Las arañas de cristal bañaron los pisos de mármol en un cálido brillo dorado, mientras que el aire llevaba una mezcla sutil de perfume costoso y champán. La risa, las gafas de tintineo y las conversaciones comerciales llenadas de lugares en cada rincón del espacio.
En el centro estaba Adrian Cole, vestido con un esmoquin negro impecablemente hecho, sosteniendo una copa de champán.
Su brazo descansaba con confianza alrededor de Vanessa Blake, quien se inclinó hacia él como si ya hubieran gobernado la habitación.
“Felicidades, Adrian”, dijo uno de los altos ejecutivos, estrechando la mano. “Escuché que la propia Presidenta estará aquí esta noche. Es la primera vez que aparece públicamente. Una gran noche para ti”.
Adrian sonrió, levantando ligeramente la barbilla. “Naturalmente,” contestó, con la voz pesada de orgullo. “Soy el mejor vicepresidente de la compañía. ¿A quién más encontraría impresionante? Miró a Vanessa y apretó su agarre en su mano. “Y honestamente, solo míranos. Somos exactamente lo que esta compañía representa”.
Vanessa rió suavemente, descansando su cabeza contra su hombro. “Una pareja perfecta”, dijo.
Se reían juntos, completamente inconscientes de que solo unas horas antes, Adrian había destruido a la misma mujer que estaban a punto de conocer, quemándole el vestido en un momento de cruel arrogancia y robándola como insignificante.
La música de repente se detuvo.
Entonces se apagaron las luces.
Una ola de confusión pasó a través de la multitud antes de que un solo foco imponente iluminara la gran entrada. Las pesadas puertas dobles se mantuvieron cerradas solo un segundo más de lo necesario, con anticipación de la construcción.
Luego, lentamente, se abrieron.
¿El señor Harrison Blackwood, el director ejecutivo de larga data de la compañía, subió al escenario, su presencia llamó instantáneamente la atención.
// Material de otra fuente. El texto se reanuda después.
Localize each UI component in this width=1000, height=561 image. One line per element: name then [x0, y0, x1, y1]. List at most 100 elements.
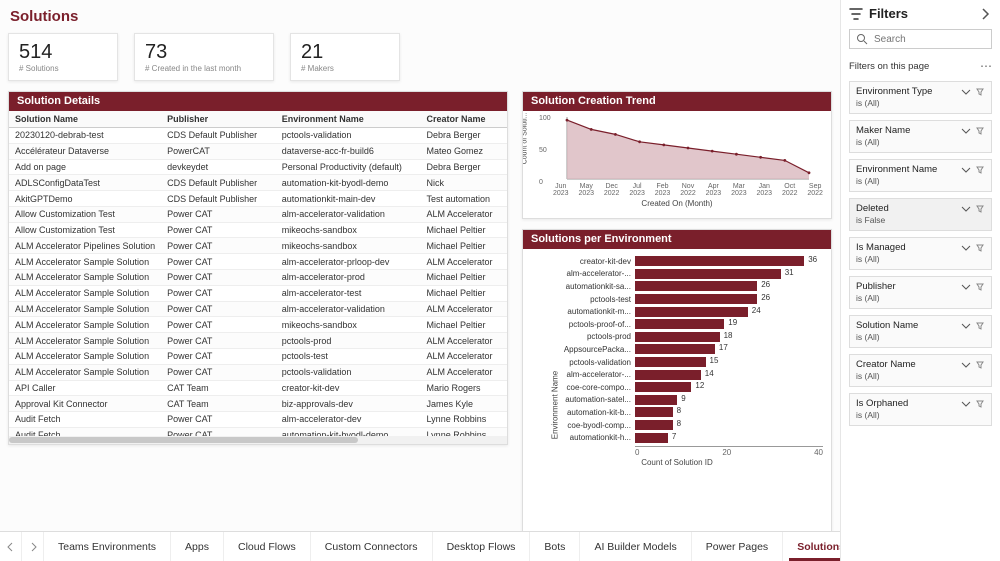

—Damas y caballeros —comenzó, con su voz profunda y firme haciendo eco a través de la sala silenciosa. “Durante años, ha elegido permanecer fuera del ojo público. Pero esta noche… ha decidido dar un paso adelante”.
Una pausa.
“Es un gran honor para mí presentar al fundador, al único propietario y a la Presidenta Suprema de Vanguard Dominion…”
Se volvió hacia la entrada.
“Madame Clara Vaughn”.
Las puertas se abrieron completamente.
Una línea de doce guardias de seguridad entró primero, moviéndose en perfecta formación y despejando un camino a lo largo de la alfombra roja.